Anmol Goel


2022

pdf bib
SyMCoM - Syntactic Measure of Code Mixing A Study Of English-Hindi Code-Mixing
Prashant Kodali | Anmol Goel | Monojit Choudhury | Manish Shrivastava | Ponnurangam Kumaraguru
Findings of the Association for Computational Linguistics: ACL 2022

Code mixing is the linguistic phenomenon where bilingual speakers tend to switch between two or more languages in conversations. Recent work on code-mixing in computational settings has leveraged social media code mixed texts to train NLP models. For capturing the variety of code mixing in, and across corpus, Language ID (LID) tags based measures (CMI) have been proposed. Syntactical variety/patterns of code-mixing and their relationship vis-a-vis computational model’s performance is under explored.

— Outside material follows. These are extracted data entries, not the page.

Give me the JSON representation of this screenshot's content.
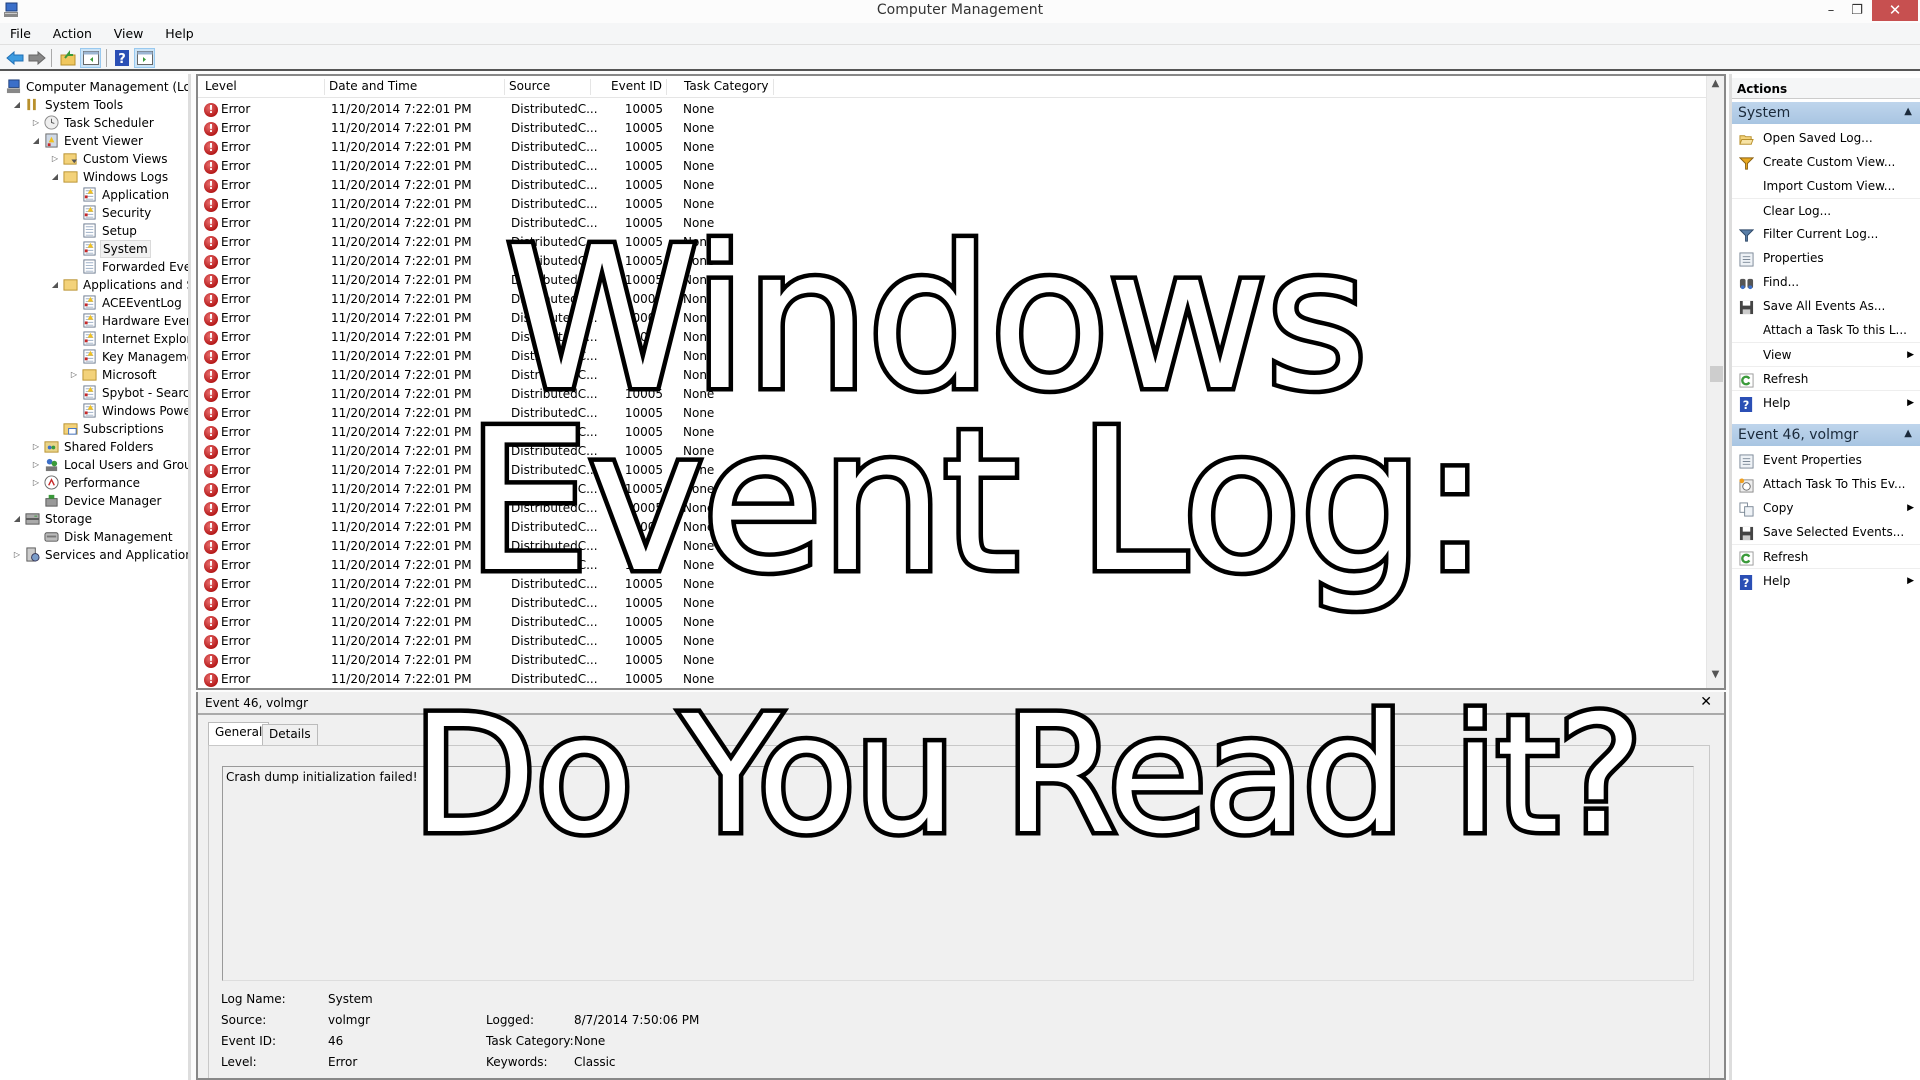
{
  "window": {
    "title": "Computer Management",
    "minimize": "–",
    "maximize": "❐",
    "close": "✕"
  },
  "menu": [
    "File",
    "Action",
    "View",
    "Help"
  ],
  "toolbar": [
    "back-icon",
    "forward-icon",
    "up-folder-icon",
    "show-hide-tree-icon",
    "help-icon",
    "show-hide-action-pane-icon"
  ],
  "tree": [
    {
      "label": "Computer Management (Local",
      "level": 0,
      "exp": "",
      "icon": "computer-icon"
    },
    {
      "label": "System Tools",
      "level": 1,
      "exp": "open",
      "icon": "tools-icon"
    },
    {
      "label": "Task Scheduler",
      "level": 2,
      "exp": "closed",
      "icon": "clock-icon"
    },
    {
      "label": "Event Viewer",
      "level": 2,
      "exp": "open",
      "icon": "event-viewer-icon"
    },
    {
      "label": "Custom Views",
      "level": 3,
      "exp": "closed",
      "icon": "folder-filter-icon"
    },
    {
      "label": "Windows Logs",
      "level": 3,
      "exp": "open",
      "icon": "folder-icon"
    },
    {
      "label": "Application",
      "level": 4,
      "exp": "",
      "icon": "log-icon"
    },
    {
      "label": "Security",
      "level": 4,
      "exp": "",
      "icon": "log-icon"
    },
    {
      "label": "Setup",
      "level": 4,
      "exp": "",
      "icon": "log-plain-icon"
    },
    {
      "label": "System",
      "level": 4,
      "exp": "",
      "icon": "log-icon",
      "selected": true
    },
    {
      "label": "Forwarded Event",
      "level": 4,
      "exp": "",
      "icon": "log-plain-icon"
    },
    {
      "label": "Applications and Se",
      "level": 3,
      "exp": "open",
      "icon": "folder-icon"
    },
    {
      "label": "ACEEventLog",
      "level": 4,
      "exp": "",
      "icon": "log-icon"
    },
    {
      "label": "Hardware Events",
      "level": 4,
      "exp": "",
      "icon": "log-icon"
    },
    {
      "label": "Internet Explorer",
      "level": 4,
      "exp": "",
      "icon": "log-icon"
    },
    {
      "label": "Key Managemer",
      "level": 4,
      "exp": "",
      "icon": "log-icon"
    },
    {
      "label": "Microsoft",
      "level": 4,
      "exp": "closed",
      "icon": "folder-icon"
    },
    {
      "label": "Spybot - Search",
      "level": 4,
      "exp": "",
      "icon": "log-icon"
    },
    {
      "label": "Windows Power",
      "level": 4,
      "exp": "",
      "icon": "log-icon"
    },
    {
      "label": "Subscriptions",
      "level": 3,
      "exp": "",
      "icon": "subscriptions-icon"
    },
    {
      "label": "Shared Folders",
      "level": 2,
      "exp": "closed",
      "icon": "shared-folder-icon"
    },
    {
      "label": "Local Users and Groups",
      "level": 2,
      "exp": "closed",
      "icon": "users-icon"
    },
    {
      "label": "Performance",
      "level": 2,
      "exp": "closed",
      "icon": "performance-icon"
    },
    {
      "label": "Device Manager",
      "level": 2,
      "exp": "",
      "icon": "device-manager-icon"
    },
    {
      "label": "Storage",
      "level": 1,
      "exp": "open",
      "icon": "storage-icon"
    },
    {
      "label": "Disk Management",
      "level": 2,
      "exp": "",
      "icon": "disk-icon"
    },
    {
      "label": "Services and Applications",
      "level": 1,
      "exp": "closed",
      "icon": "services-icon"
    }
  ],
  "list": {
    "columns": [
      "Level",
      "Date and Time",
      "Source",
      "Event ID",
      "Task Category"
    ],
    "rows_count": 31,
    "row": {
      "level": "Error",
      "datetime": "11/20/2014 7:22:01 PM",
      "source": "DistributedC...",
      "event_id": "10005",
      "task_category": "None"
    }
  },
  "details": {
    "title": "Event 46, volmgr",
    "close": "✕",
    "tabs": [
      "General",
      "Details"
    ],
    "active_tab": "General",
    "description": "Crash dump initialization failed!",
    "props": {
      "log_name_label": "Log Name:",
      "log_name": "System",
      "source_label": "Source:",
      "source": "volmgr",
      "event_id_label": "Event ID:",
      "event_id": "46",
      "level_label": "Level:",
      "level": "Error",
      "logged_label": "Logged:",
      "logged": "8/7/2014 7:50:06 PM",
      "task_category_label": "Task Category:",
      "task_category": "None",
      "keywords_label": "Keywords:",
      "keywords": "Classic"
    }
  },
  "actions": {
    "header": "Actions",
    "groups": [
      {
        "title": "System",
        "items": [
          {
            "label": "Open Saved Log...",
            "icon": "open-folder-icon"
          },
          {
            "label": "Create Custom View...",
            "icon": "filter-yellow-icon"
          },
          {
            "label": "Import Custom View...",
            "icon": ""
          },
          {
            "label": "Clear Log...",
            "icon": "",
            "sep": true
          },
          {
            "label": "Filter Current Log...",
            "icon": "filter-icon"
          },
          {
            "label": "Properties",
            "icon": "properties-icon"
          },
          {
            "label": "Find...",
            "icon": "binoculars-icon"
          },
          {
            "label": "Save All Events As...",
            "icon": "save-icon"
          },
          {
            "label": "Attach a Task To this L...",
            "icon": ""
          },
          {
            "label": "View",
            "icon": "",
            "submenu": true,
            "sep": true
          },
          {
            "label": "Refresh",
            "icon": "refresh-icon",
            "sep": true
          },
          {
            "label": "Help",
            "icon": "help-icon",
            "submenu": true,
            "sep": true
          }
        ]
      },
      {
        "title": "Event 46, volmgr",
        "items": [
          {
            "label": "Event Properties",
            "icon": "properties-icon"
          },
          {
            "label": "Attach Task To This Ev...",
            "icon": "task-clock-icon"
          },
          {
            "label": "Copy",
            "icon": "copy-icon",
            "submenu": true
          },
          {
            "label": "Save Selected Events...",
            "icon": "save-icon"
          },
          {
            "label": "Refresh",
            "icon": "refresh-icon",
            "sep": true
          },
          {
            "label": "Help",
            "icon": "help-icon",
            "submenu": true,
            "sep": true
          }
        ]
      }
    ]
  },
  "overlay": {
    "line1": "Windows",
    "line2": "Event Log:",
    "line3": "Do You Read it?"
  },
  "colors": {
    "error": "#c62828",
    "action_group": "#b4cde7",
    "close_button": "#c75050",
    "help_blue": "#2b4fb5",
    "refresh_green": "#3a9a3a"
  }
}
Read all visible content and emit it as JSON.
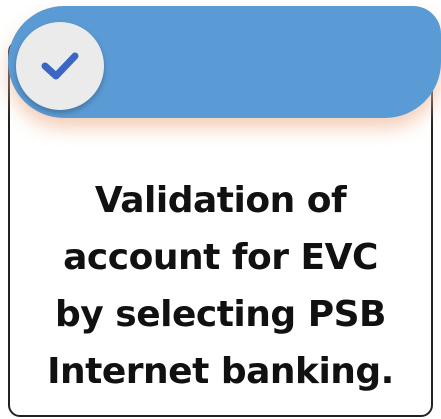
{
  "card": {
    "caption_lines": [
      "Validation of",
      "account for EVC",
      "by selecting PSB",
      "Internet banking."
    ]
  },
  "banner": {
    "color": "#5b9bd5",
    "icon": "checkmark-icon"
  }
}
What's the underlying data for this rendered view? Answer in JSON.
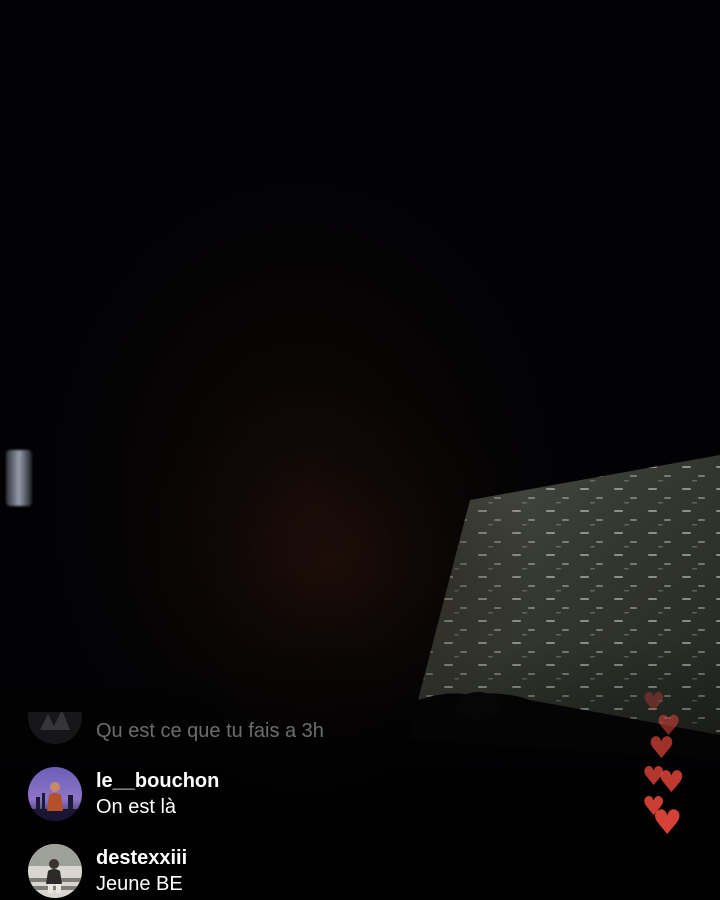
{
  "live_stream": {
    "comments": [
      {
        "username": "",
        "message": "Qu est ce que tu fais a 3h",
        "faded": true
      },
      {
        "username": "le__bouchon",
        "message": "On est là",
        "faded": false
      },
      {
        "username": "destexxiii",
        "message": "Jeune BE",
        "faded": false
      }
    ],
    "reaction_icon": "heart-icon",
    "colors": {
      "background": "#020204",
      "heart": "#e0453a",
      "text": "#ffffff",
      "faded_text": "rgba(255,255,255,0.42)"
    }
  }
}
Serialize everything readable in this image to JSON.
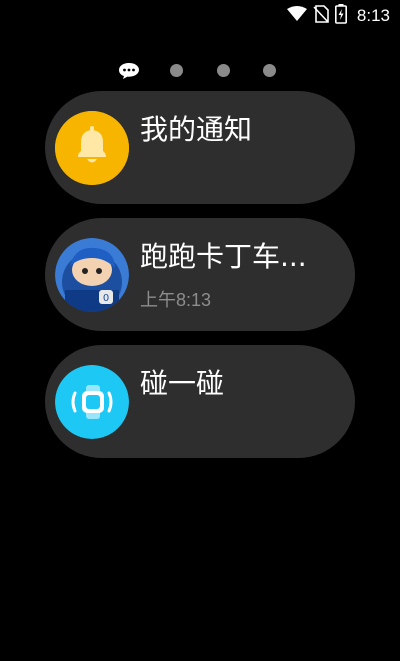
{
  "status_bar": {
    "time": "8:13",
    "icons": [
      "wifi-icon",
      "no-sim-icon",
      "battery-charging-icon"
    ]
  },
  "page_indicator": {
    "pages": 4,
    "current_icon": "chat-bubble-icon"
  },
  "cards": [
    {
      "title": "我的通知",
      "subtitle": "",
      "icon": "bell-icon"
    },
    {
      "title": "跑跑卡丁车...",
      "subtitle": "上午8:13",
      "icon": "game-avatar-icon"
    },
    {
      "title": "碰一碰",
      "subtitle": "",
      "icon": "watch-tap-icon"
    }
  ],
  "colors": {
    "background": "#000000",
    "card": "#2e2e2e",
    "bell_bg": "#f5b400",
    "watch_bg": "#1ec8f5"
  }
}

In this work, we investigate a collection of English(en)-Hindi(hi) code-mixed datasets from a syntactic lens to propose, SyMCoM, an indicator of syntactic variety in code-mixed text, with intuitive theoretical bounds. We train SoTA en-hi PoS tagger, accuracy of 93.4%, to reliably compute PoS tags on a corpus, and demonstrate the utility of SyMCoM by applying it on various syntactical categories on a collection of datasets, and compare datasets using the measure.

pdf bib
HLDC: Hindi Legal Documents Corpus
Arnav Kapoor | Mudit Dhawan | Anmol Goel | Arjun T H | Akshala Bhatnagar | Vibhu Agrawal | Amul Agrawal | Arnab Bhattacharya | Ponnurangam Kumaraguru | Ashutosh Modi
Findings of the Association for Computational Linguistics: ACL 2022

Many populous countries including India are burdened with a considerable backlog of legal cases. Development of automated systems that could process legal documents and augment legal practitioners can mitigate this. However, there is a dearth of high-quality corpora that is needed to develop such data-driven systems. The problem gets even more pronounced in the case of low resource languages such as Hindi. In this resource paper, we introduce the Hindi Legal Documents Corpus (HLDC), a corpus of more than 900K legal documents in Hindi. Documents are cleaned and structured to enable the development of downstream applications. Further, as a use-case for the corpus, we introduce the task of bail prediction. We experiment with a battery of models and propose a Multi-Task Learning (MTL) based model for the same. MTL models use summarization as an auxiliary task along with bail prediction as the main task. Experiments with different models are indicative of the need for further research in this area.

2021

pdf bib
CoMeT: Towards Code-Mixed Translation Using Parallel Monolingual Sentences
Devansh Gautam | Prashant Kodali | Kshitij Gupta | Anmol Goel | Manish Shrivastava | Ponnurangam Kumaraguru
Proceedings of the Fifth Workshop on Computational Approaches to Linguistic Code-Switching

Code-mixed languages are very popular in multilingual societies around the world, yet the resources lag behind to enable robust systems on such languages. A major contributing factor is the informal nature of these languages which makes it difficult to collect code-mixed data. In this paper, we propose our system for Task 1 of CACLS 2021 to generate a machine translation system for English to Hinglish in a supervised setting. Translating in the given direction can help expand the set of resources for several tasks by translating valuable datasets from high resource languages. We propose to use mBART, a pre-trained multilingual sequence-to-sequence model, and fully utilize the pre-training of the model by transliterating the roman Hindi words in the code-mixed sentences to Devanagri script. We evaluate how expanding the input by concatenating Hindi translations of the English sentences improves mBART’s performance. Our system gives a BLEU score of 12.22 on test set. Further, we perform a detailed error analysis of our proposed systems and explore the limitations of the provided dataset and metrics.